While the process may appear straightforward in description, the technology, cooperation and expertise involved in the development process of the skull is staggering.

"With about 35 staff we go through the designing processes, manufacturing techniques, the 3D printers and there's also an Information Technology infrastructure involved as well," Mahar said.

"So it is pretty complicated and there's about four departments that all have to work together to be able to manufacture something like this."
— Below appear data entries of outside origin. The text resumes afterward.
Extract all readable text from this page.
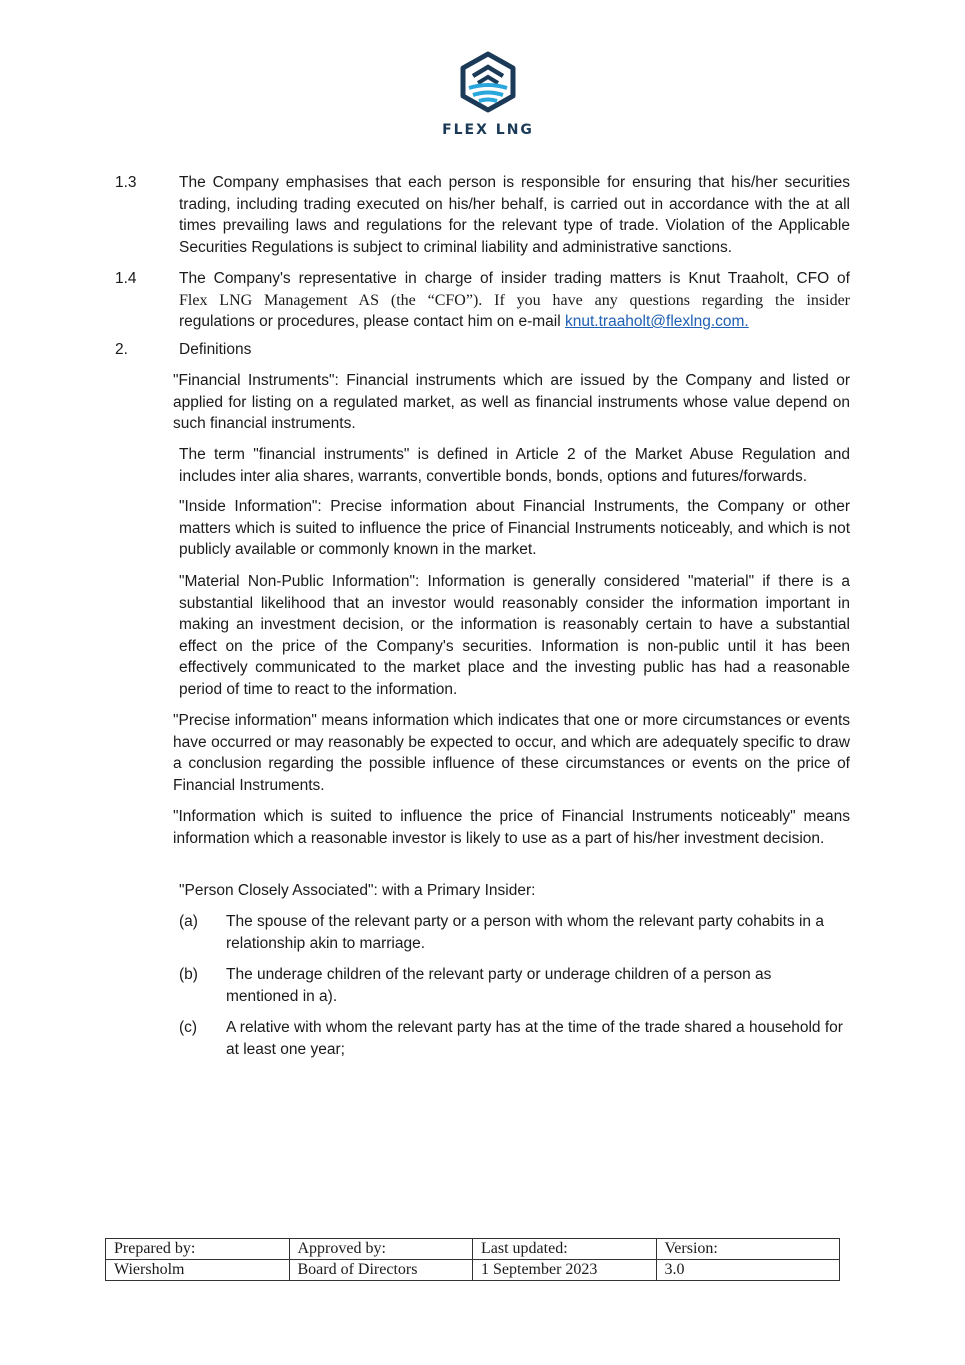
FLEX LNG
1.3	The Company emphasises that each person is responsible for ensuring that his/her securities trading, including trading executed on his/her behalf, is carried out in accordance with the at all times prevailing laws and regulations for the relevant type of trade. Violation of the Applicable Securities Regulations is subject to criminal liability and administrative sanctions.
1.4	The Company's representative in charge of insider trading matters is Knut Traaholt, CFO of
Flex LNG Management AS (the “CFO”). If you have any questions regarding the insider
regulations or procedures, please contact him on e-mail knut.traaholt@flexlng.com.
2.	Definitions
"Financial Instruments": Financial instruments which are issued by the Company and listed or applied for listing on a regulated market, as well as financial instruments whose value depend on such financial instruments.
The term "financial instruments" is defined in Article 2 of the Market Abuse Regulation and includes inter alia shares, warrants, convertible bonds, bonds, options and futures/forwards.
"Inside Information": Precise information about Financial Instruments, the Company or other matters which is suited to influence the price of Financial Instruments noticeably, and which is not publicly available or commonly known in the market.
"Material Non-Public Information": Information is generally considered "material" if there is a substantial likelihood that an investor would reasonably consider the information important in making an investment decision, or the information is reasonably certain to have a substantial effect on the price of the Company's securities. Information is non-public until it has been effectively communicated to the market place and the investing public has had a reasonable period of time to react to the information.
"Precise information" means information which indicates that one or more circumstances or events have occurred or may reasonably be expected to occur, and which are adequately specific to draw a conclusion regarding the possible influence of these circumstances or events on the price of Financial Instruments.
"Information which is suited to influence the price of Financial Instruments noticeably" means information which a reasonable investor is likely to use as a part of his/her investment decision.
"Person Closely Associated": with a Primary Insider:
(a) The spouse of the relevant party or a person with whom the relevant party cohabits in a relationship akin to marriage.
(b) The underage children of the relevant party or underage children of a person as mentioned in a).
(c) A relative with whom the relevant party has at the time of the trade shared a household for at least one year;
Prepared by:	Approved by:	Last updated:	Version:
Wiersholm	Board of Directors	1 September 2023	3.0
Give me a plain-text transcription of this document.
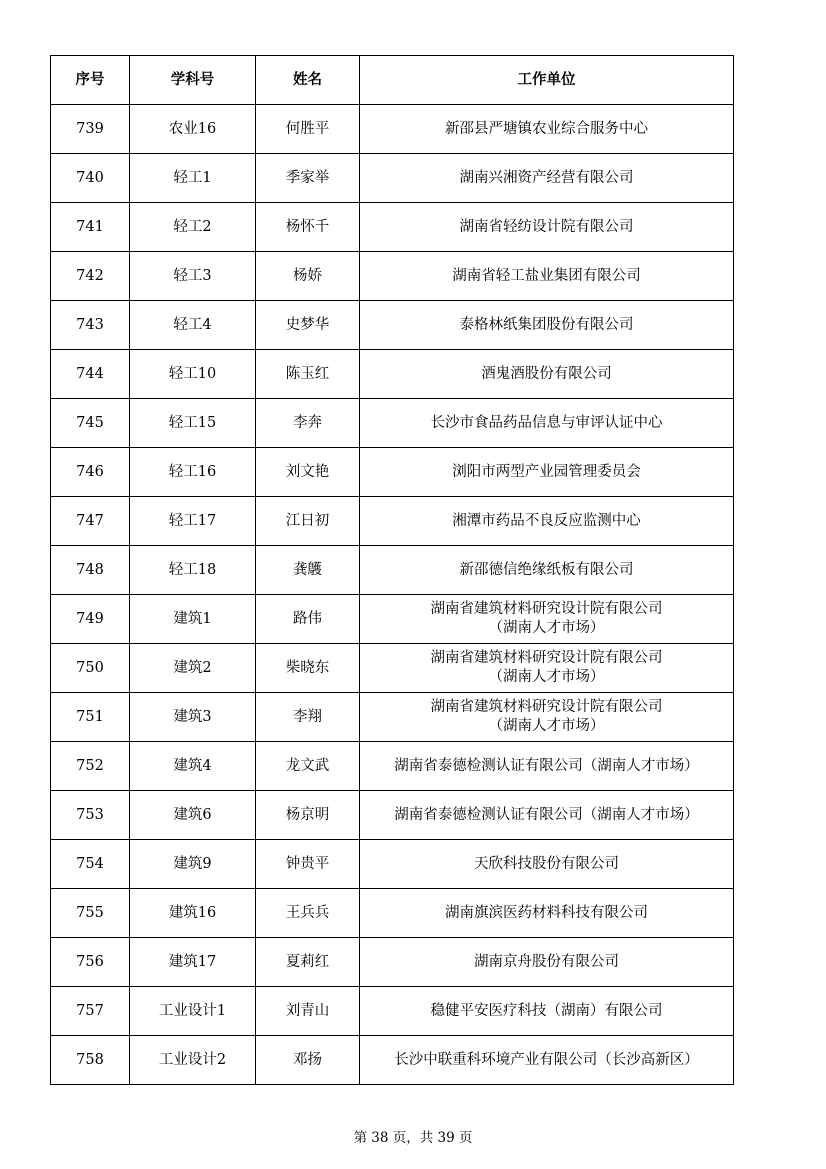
序号	学科号	姓名	工作单位
739	农业16	何胜平	新邵县严塘镇农业综合服务中心

740	轻工1	季家举	湖南兴湘资产经营有限公司

741	轻工2	杨怀千	湖南省轻纺设计院有限公司

742	轻工3	杨娇	湖南省轻工盐业集团有限公司

743	轻工4	史梦华	泰格林纸集团股份有限公司

744	轻工10	陈玉红	酒鬼酒股份有限公司

745	轻工15	李奔	长沙市食品药品信息与审评认证中心

746	轻工16	刘文艳	浏阳市两型产业园管理委员会

747	轻工17	江日初	湘潭市药品不良反应监测中心

748	轻工18	龚鸌	新邵德信绝缘纸板有限公司

749	建筑1	路伟	湖南省建筑材料研究设计院有限公司
（湖南人才市场）

750	建筑2	柴晓东	湖南省建筑材料研究设计院有限公司
（湖南人才市场）

751	建筑3	李翔	湖南省建筑材料研究设计院有限公司
（湖南人才市场）

752	建筑4	龙文武	湖南省泰德检测认证有限公司（湖南人才市场）

753	建筑6	杨京明	湖南省泰德检测认证有限公司（湖南人才市场）

754	建筑9	钟贵平	天欣科技股份有限公司

755	建筑16	王兵兵	湖南旗滨医药材料科技有限公司

756	建筑17	夏莉红	湖南京舟股份有限公司

757	工业设计1	刘青山	稳健平安医疗科技（湖南）有限公司

758	工业设计2	邓扬	长沙中联重科环境产业有限公司（长沙高新区）
第 38 页，共 39 页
According to Mater Hospital neurosurgeon Rob Campbell, who is set to perform the operation, the world class technology "mimics natural bone with its elastic capability and strength, allowing tissue to grow in and incorporate the implant to the skull," he told the Australian Broadcasting Corporation.

With the ability to revolutionize and transform the field of medicine, 3D printing technology also holds massive potential when it comes to a range of other sectors too.

"It just allows a lot quicker prototyping," Mahar explained. "It'll lower manufacturing costs of smaller run items, It allows adaptability within traditionally, really stagnant industries, and it allows businesses to scale up quickly as well."